This story is from May 18, 2016

'Brother' Ramji wanted the bike, I gave it: Sadhvi

The fresh testimony of the five Army officers and other additional witnesses led the NIA to trash the ATS's theory of meetings attended by Thakur and theft of RDX from the Army.
'Brother' Ramji wanted the bike, I gave it: Sadhvi
Sadhvi Pragya Singh Thakur.
NEW DELHI: "Ramchandra Kalsangra alias Ramji is like my brother. He asked me 'Didi, can I take your bike'? So I gave it to him," Sadhvi Pragya Singh Thakur, discharged in the 2008 Malegaon blast case, told the National Investigation Agency (NIA) in her statement.
"I didn't attend any meeting for the planning of any attack for which I was arrested by Maharashtra ATS.

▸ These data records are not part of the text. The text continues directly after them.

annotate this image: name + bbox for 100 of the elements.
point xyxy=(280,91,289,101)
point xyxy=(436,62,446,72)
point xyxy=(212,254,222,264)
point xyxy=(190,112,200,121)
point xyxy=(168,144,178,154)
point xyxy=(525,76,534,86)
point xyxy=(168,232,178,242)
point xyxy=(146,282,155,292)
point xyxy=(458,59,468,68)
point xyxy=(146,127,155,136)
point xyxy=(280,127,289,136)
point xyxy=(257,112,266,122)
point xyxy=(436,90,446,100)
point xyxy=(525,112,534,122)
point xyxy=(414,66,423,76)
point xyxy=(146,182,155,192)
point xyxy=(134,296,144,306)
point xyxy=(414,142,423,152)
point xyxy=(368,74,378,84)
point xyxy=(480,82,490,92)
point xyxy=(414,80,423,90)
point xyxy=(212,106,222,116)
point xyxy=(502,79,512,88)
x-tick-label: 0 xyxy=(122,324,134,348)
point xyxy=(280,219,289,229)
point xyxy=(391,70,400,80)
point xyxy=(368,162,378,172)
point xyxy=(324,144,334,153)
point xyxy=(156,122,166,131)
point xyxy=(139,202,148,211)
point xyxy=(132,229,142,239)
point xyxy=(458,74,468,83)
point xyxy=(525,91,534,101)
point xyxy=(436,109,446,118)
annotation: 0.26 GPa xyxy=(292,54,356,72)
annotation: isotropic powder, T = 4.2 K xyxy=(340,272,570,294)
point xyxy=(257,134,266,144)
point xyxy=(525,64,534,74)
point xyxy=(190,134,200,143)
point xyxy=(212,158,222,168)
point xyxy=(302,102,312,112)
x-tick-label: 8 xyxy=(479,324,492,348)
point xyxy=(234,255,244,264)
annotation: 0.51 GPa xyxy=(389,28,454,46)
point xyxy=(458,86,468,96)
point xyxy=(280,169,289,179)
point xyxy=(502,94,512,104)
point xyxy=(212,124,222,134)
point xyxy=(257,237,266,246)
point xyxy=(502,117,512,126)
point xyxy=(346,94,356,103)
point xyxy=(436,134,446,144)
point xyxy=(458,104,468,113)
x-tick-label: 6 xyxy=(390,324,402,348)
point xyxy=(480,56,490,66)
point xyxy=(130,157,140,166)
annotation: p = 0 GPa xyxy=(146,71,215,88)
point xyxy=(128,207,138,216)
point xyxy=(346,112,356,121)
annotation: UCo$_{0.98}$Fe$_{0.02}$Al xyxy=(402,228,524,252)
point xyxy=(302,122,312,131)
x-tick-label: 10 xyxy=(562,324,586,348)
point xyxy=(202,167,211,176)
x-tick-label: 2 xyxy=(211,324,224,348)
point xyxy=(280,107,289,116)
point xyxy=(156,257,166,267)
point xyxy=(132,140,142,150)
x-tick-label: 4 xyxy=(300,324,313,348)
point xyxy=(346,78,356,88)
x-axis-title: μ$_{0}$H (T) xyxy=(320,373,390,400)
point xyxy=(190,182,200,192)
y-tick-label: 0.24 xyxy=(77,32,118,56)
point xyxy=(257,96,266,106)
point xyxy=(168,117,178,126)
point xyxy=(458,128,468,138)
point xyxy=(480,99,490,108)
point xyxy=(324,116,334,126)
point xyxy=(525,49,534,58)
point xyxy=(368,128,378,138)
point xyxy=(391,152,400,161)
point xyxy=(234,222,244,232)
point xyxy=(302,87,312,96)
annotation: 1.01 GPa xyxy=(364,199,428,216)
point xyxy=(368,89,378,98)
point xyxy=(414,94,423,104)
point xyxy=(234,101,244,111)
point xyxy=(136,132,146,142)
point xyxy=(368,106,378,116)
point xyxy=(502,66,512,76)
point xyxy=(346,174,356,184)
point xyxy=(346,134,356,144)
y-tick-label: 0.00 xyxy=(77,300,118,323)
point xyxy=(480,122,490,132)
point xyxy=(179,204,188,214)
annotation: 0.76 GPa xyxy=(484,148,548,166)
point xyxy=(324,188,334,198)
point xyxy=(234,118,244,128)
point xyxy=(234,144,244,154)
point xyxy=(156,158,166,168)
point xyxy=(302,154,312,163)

I was framed by the police," she further said.
The statement is part of the chargesheet filed by the agency on Friday, which sought to drop MCOCA charges against all the accused while giving a clean chit to Thakur and five others on the basis of "insufficient evidence".
The NIA has claimed that the LML Freedom motorbike, originally belonging to Thakur, was with Kalsangra for almost two years before the blast in September 2008. The agency backed its assertion with the statements of witnesses who claimed that the bike was with Kalsangra for long, who sent it for repairs and regularly used it before a bomb was planted on it.
Officials said Thakur never asked Kalsangra to return the bike. "There are reliable witnesses who have said that Thakur was never seen with the bike for a very long time. In her case, the ATS claimed that it was she who handed over the bike to Ramji before the blast which could not be proved," an NIA officer said.
The NIA chargesheet cited 12-13 additional witnesses whose statements, the agency claimed, were ignored by the Maharashtra ATS. These include five Army officers who discredited the ATS's RDX theory and, in fact, revealed that sub-inspector Shekhar Bagde of the ATS had planted RDX traces in the house of retired Army officer Sudhakar Chaturvedi, an accused in the case, in Deolali.
The fresh testimony of the five Army officers and other additional witnesses led the NIA to trash the ATS's theory of meetings attended by Thakur and theft of RDX from the Army.